The affiliates, which include sites in Central and South America, Europe, and a newly launched Mad in South Asia, are run by a mix of professionals and people with lived experience. While Mad in America provides infrastructure resources for each site (hosting the domain, technical support, software support, and so on), the editors of each site have editorial independence.
The affiliates, of course, focus on publishing content that is most relevant to their specific cultures, and in that sense, they do not speak as “one voice.” However, all share a common understanding that the disease model was exported around the world and to ill effect: worsening public health outcomes, the adoption of the impoverished philosophy of being that is found in the DSM, and the pathologizing of children (in some countries much more so than others).

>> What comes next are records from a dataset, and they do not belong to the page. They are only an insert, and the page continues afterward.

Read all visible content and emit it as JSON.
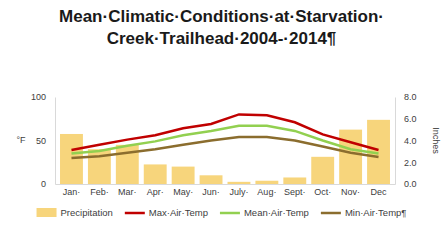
{
  "chart_data": {
    "type": "bar",
    "title": "Mean·Climatic·Conditions·at·Starvation·Creek·Trailhead·2004-·2014¶",
    "categories": [
      "Jan·",
      "Feb·",
      "Mar·",
      "Apr·",
      "May·",
      "Jun·",
      "July·",
      "Aug·",
      "Sept·",
      "Oct·",
      "Nov·",
      "Dec"
    ],
    "y_label": "°F",
    "y2_label": "Inches",
    "ylim": [
      0,
      100
    ],
    "yticks": [
      0,
      50,
      100
    ],
    "y2lim": [
      0,
      8
    ],
    "y2ticks": [
      {
        "value": 0,
        "label": "0.0"
      },
      {
        "value": 2,
        "label": "2.0"
      },
      {
        "value": 4,
        "label": "4.0"
      },
      {
        "value": 6,
        "label": "6.0"
      },
      {
        "value": 8,
        "label": "8.0"
      }
    ],
    "grid": false,
    "legend": "bottom",
    "series": [
      {
        "name": "Precipitation",
        "type": "bar",
        "axis": "y2",
        "color": "#f7d57c",
        "values": [
          4.6,
          3.2,
          3.6,
          1.8,
          1.6,
          0.8,
          0.2,
          0.3,
          0.6,
          2.5,
          5.0,
          5.9
        ]
      },
      {
        "name": "Max·Air·Temp",
        "type": "line",
        "color": "#c00000",
        "values": [
          39,
          45,
          51,
          56,
          64,
          69,
          80,
          79,
          71,
          57,
          48,
          39
        ]
      },
      {
        "name": "Mean·Air·Temp",
        "type": "line",
        "color": "#92d050",
        "values": [
          35,
          38,
          44,
          49,
          56,
          61,
          67,
          67,
          61,
          50,
          40,
          35
        ]
      },
      {
        "name": "Min·Air·Temp¶",
        "type": "line",
        "color": "#8b6d2e",
        "values": [
          30,
          32,
          36,
          40,
          45,
          50,
          54,
          54,
          50,
          43,
          36,
          31
        ]
      }
    ]
  }
}
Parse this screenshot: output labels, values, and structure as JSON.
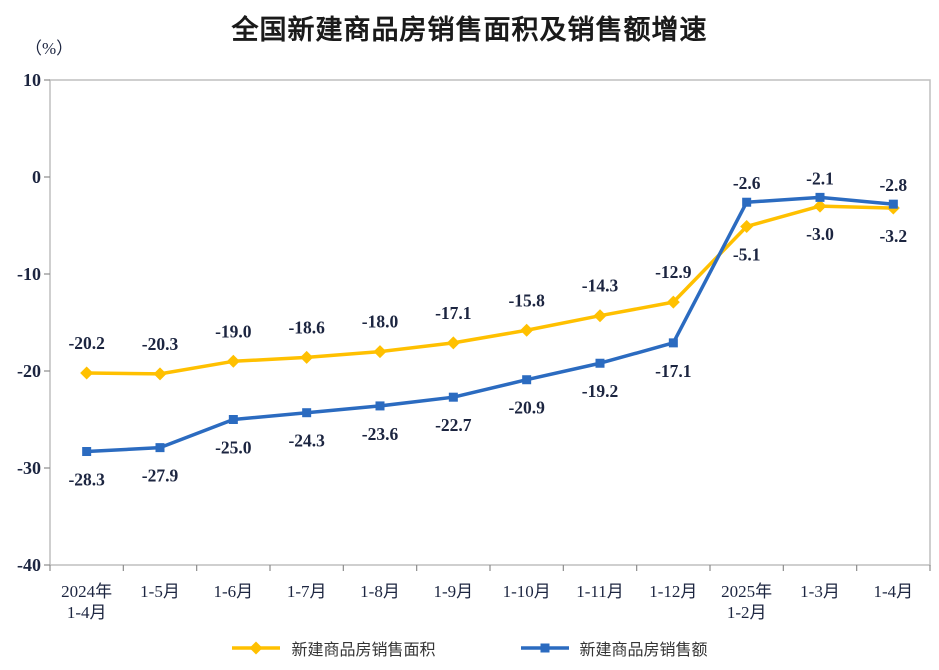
{
  "chart_data": {
    "type": "line",
    "title": "全国新建商品房销售面积及销售额增速",
    "ylabel": "（%）",
    "xlabel": "",
    "ylim": [
      -40,
      10
    ],
    "yticks": [
      10,
      0,
      -10,
      -20,
      -30,
      -40
    ],
    "grid": false,
    "legend_position": "bottom",
    "text_color": "#1C2540",
    "frame_color": "#BFBFBF",
    "tick_color": "#8C8C8C",
    "categories": [
      "2024年\n1-4月",
      "1-5月",
      "1-6月",
      "1-7月",
      "1-8月",
      "1-9月",
      "1-10月",
      "1-11月",
      "1-12月",
      "2025年\n1-2月",
      "1-3月",
      "1-4月"
    ],
    "series": [
      {
        "name": "新建商品房销售面积",
        "color": "#FFC000",
        "marker": "diamond",
        "values": [
          -20.2,
          -20.3,
          -19.0,
          -18.6,
          -18.0,
          -17.1,
          -15.8,
          -14.3,
          -12.9,
          -5.1,
          -3.0,
          -3.2
        ],
        "label_positions": [
          "above",
          "above",
          "above",
          "above",
          "above",
          "above",
          "above",
          "above",
          "above",
          "below",
          "below",
          "below"
        ]
      },
      {
        "name": "新建商品房销售额",
        "color": "#2B6BC0",
        "marker": "square",
        "values": [
          -28.3,
          -27.9,
          -25.0,
          -24.3,
          -23.6,
          -22.7,
          -20.9,
          -19.2,
          -17.1,
          -2.6,
          -2.1,
          -2.8
        ],
        "label_positions": [
          "below",
          "below",
          "below",
          "below",
          "below",
          "below",
          "below",
          "below",
          "below",
          "above",
          "above",
          "above"
        ]
      }
    ]
  }
}
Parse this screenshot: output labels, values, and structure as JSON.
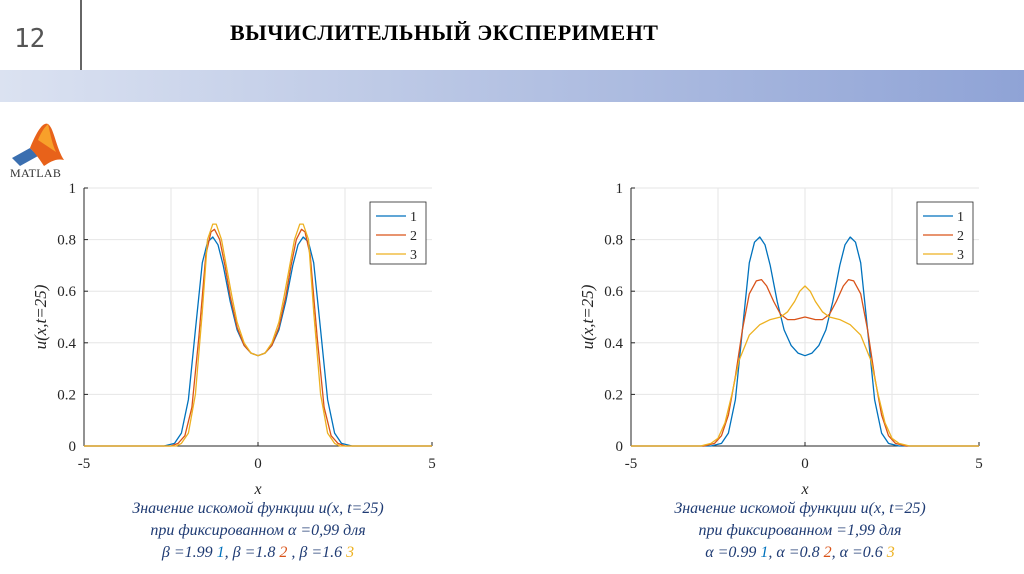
{
  "slide": {
    "number": "12",
    "title": "ВЫЧИСЛИТЕЛЬНЫЙ ЭКСПЕРИМЕНТ"
  },
  "logo": {
    "icon": "matlab-membrane-icon",
    "text": "MATLAB"
  },
  "colors": {
    "series1": "#0072bd",
    "series2": "#d95319",
    "series3": "#edb120",
    "caption": "#1f3b73"
  },
  "captions": [
    {
      "line1": "Значение искомой функции u(x, t=25)",
      "line2": "при фиксированном α =0,99 для",
      "line3_parts": [
        "β =1.99 ",
        "1",
        ", β =1.8 ",
        "2",
        " , β =1.6 ",
        "3"
      ]
    },
    {
      "line1": "Значение искомой функции u(x, t=25)",
      "line2": "при фиксированном  =1,99 для",
      "line3_parts": [
        "α =0.99  ",
        "1",
        ", α =0.8  ",
        "2",
        ", α =0.6  ",
        "3"
      ]
    }
  ],
  "chart_data": [
    {
      "type": "line",
      "xlabel": "x",
      "ylabel": "u(x,t=25)",
      "xlim": [
        -5,
        5
      ],
      "ylim": [
        0,
        1
      ],
      "xticks": [
        "-5",
        "0",
        "5"
      ],
      "yticks": [
        "0",
        "0.2",
        "0.4",
        "0.6",
        "0.8",
        "1"
      ],
      "grid": true,
      "legend_position": "top-right",
      "series": [
        {
          "name": "1",
          "x": [
            -5,
            -2.7,
            -2.4,
            -2.2,
            -2.0,
            -1.8,
            -1.6,
            -1.45,
            -1.3,
            -1.15,
            -1.0,
            -0.8,
            -0.6,
            -0.4,
            -0.2,
            0,
            0.2,
            0.4,
            0.6,
            0.8,
            1.0,
            1.15,
            1.3,
            1.45,
            1.6,
            1.8,
            2.0,
            2.2,
            2.4,
            2.7,
            5
          ],
          "y": [
            0,
            0,
            0.01,
            0.05,
            0.18,
            0.45,
            0.71,
            0.79,
            0.81,
            0.78,
            0.7,
            0.56,
            0.45,
            0.39,
            0.36,
            0.35,
            0.36,
            0.39,
            0.45,
            0.56,
            0.7,
            0.78,
            0.81,
            0.79,
            0.71,
            0.45,
            0.18,
            0.05,
            0.01,
            0,
            0
          ]
        },
        {
          "name": "2",
          "x": [
            -5,
            -2.5,
            -2.3,
            -2.1,
            -1.9,
            -1.7,
            -1.5,
            -1.35,
            -1.25,
            -1.1,
            -0.95,
            -0.8,
            -0.6,
            -0.4,
            -0.2,
            0,
            0.2,
            0.4,
            0.6,
            0.8,
            0.95,
            1.1,
            1.25,
            1.35,
            1.5,
            1.7,
            1.9,
            2.1,
            2.3,
            2.5,
            5
          ],
          "y": [
            0,
            0,
            0.01,
            0.04,
            0.15,
            0.42,
            0.74,
            0.83,
            0.84,
            0.8,
            0.7,
            0.58,
            0.46,
            0.39,
            0.36,
            0.35,
            0.36,
            0.39,
            0.46,
            0.58,
            0.7,
            0.8,
            0.84,
            0.83,
            0.74,
            0.42,
            0.15,
            0.04,
            0.01,
            0,
            0
          ]
        },
        {
          "name": "3",
          "x": [
            -5,
            -2.35,
            -2.2,
            -2.0,
            -1.8,
            -1.6,
            -1.45,
            -1.3,
            -1.2,
            -1.05,
            -0.9,
            -0.75,
            -0.6,
            -0.4,
            -0.2,
            0,
            0.2,
            0.4,
            0.6,
            0.75,
            0.9,
            1.05,
            1.2,
            1.3,
            1.45,
            1.6,
            1.8,
            2.0,
            2.2,
            2.35,
            5
          ],
          "y": [
            0,
            0,
            0.01,
            0.05,
            0.2,
            0.52,
            0.8,
            0.86,
            0.86,
            0.8,
            0.69,
            0.58,
            0.48,
            0.4,
            0.36,
            0.35,
            0.36,
            0.4,
            0.48,
            0.58,
            0.69,
            0.8,
            0.86,
            0.86,
            0.8,
            0.52,
            0.2,
            0.05,
            0.01,
            0,
            0
          ]
        }
      ]
    },
    {
      "type": "line",
      "xlabel": "x",
      "ylabel": "u(x,t=25)",
      "xlim": [
        -5,
        5
      ],
      "ylim": [
        0,
        1
      ],
      "xticks": [
        "-5",
        "0",
        "5"
      ],
      "yticks": [
        "0",
        "0.2",
        "0.4",
        "0.6",
        "0.8",
        "1"
      ],
      "grid": true,
      "legend_position": "top-right",
      "series": [
        {
          "name": "1",
          "x": [
            -5,
            -2.7,
            -2.4,
            -2.2,
            -2.0,
            -1.8,
            -1.6,
            -1.45,
            -1.3,
            -1.15,
            -1.0,
            -0.8,
            -0.6,
            -0.4,
            -0.2,
            0,
            0.2,
            0.4,
            0.6,
            0.8,
            1.0,
            1.15,
            1.3,
            1.45,
            1.6,
            1.8,
            2.0,
            2.2,
            2.4,
            2.7,
            5
          ],
          "y": [
            0,
            0,
            0.01,
            0.05,
            0.18,
            0.45,
            0.71,
            0.79,
            0.81,
            0.78,
            0.7,
            0.56,
            0.45,
            0.39,
            0.36,
            0.35,
            0.36,
            0.39,
            0.45,
            0.56,
            0.7,
            0.78,
            0.81,
            0.79,
            0.71,
            0.45,
            0.18,
            0.05,
            0.01,
            0,
            0
          ]
        },
        {
          "name": "2",
          "x": [
            -5,
            -2.9,
            -2.6,
            -2.4,
            -2.2,
            -2.0,
            -1.8,
            -1.6,
            -1.4,
            -1.25,
            -1.1,
            -0.9,
            -0.7,
            -0.5,
            -0.3,
            0,
            0.3,
            0.5,
            0.7,
            0.9,
            1.1,
            1.25,
            1.4,
            1.6,
            1.8,
            2.0,
            2.2,
            2.4,
            2.6,
            2.9,
            5
          ],
          "y": [
            0,
            0,
            0.01,
            0.04,
            0.12,
            0.27,
            0.45,
            0.59,
            0.64,
            0.645,
            0.62,
            0.56,
            0.51,
            0.49,
            0.49,
            0.5,
            0.49,
            0.49,
            0.51,
            0.56,
            0.62,
            0.645,
            0.64,
            0.59,
            0.45,
            0.27,
            0.12,
            0.04,
            0.01,
            0,
            0
          ]
        },
        {
          "name": "3",
          "x": [
            -5,
            -3.0,
            -2.7,
            -2.5,
            -2.3,
            -2.1,
            -1.9,
            -1.6,
            -1.3,
            -1.0,
            -0.7,
            -0.5,
            -0.3,
            -0.15,
            0,
            0.15,
            0.3,
            0.5,
            0.7,
            1.0,
            1.3,
            1.6,
            1.9,
            2.1,
            2.3,
            2.5,
            2.7,
            3.0,
            5
          ],
          "y": [
            0,
            0,
            0.01,
            0.03,
            0.09,
            0.2,
            0.33,
            0.43,
            0.47,
            0.49,
            0.5,
            0.52,
            0.56,
            0.6,
            0.62,
            0.6,
            0.56,
            0.52,
            0.5,
            0.49,
            0.47,
            0.43,
            0.33,
            0.2,
            0.09,
            0.03,
            0.01,
            0,
            0
          ]
        }
      ]
    }
  ]
}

At the end of the meeting, the group decided to rename itself Mad in the World. We are now working on improving our sharing of stories across this network. There is now a content section on our front page that features articles published throughout the Mad in the World network. At the same time, we are seeking to make it easier for the affiliate sites to republish our science reports and other content that may be of interest to them.
Our hope is that this sharing of information will serve to “cross-pollinate” all of the sites with new ideas and accounts of promising new initiatives.
Looking Ahead to 2024
As we have often noted, we are supported entirely by reader donations, and we want to thank all who contributed to Mad in America in 2023. Your generosity is what has enabled us to do what we do.
From all of us at MIA, we wish everyone a happy holiday season.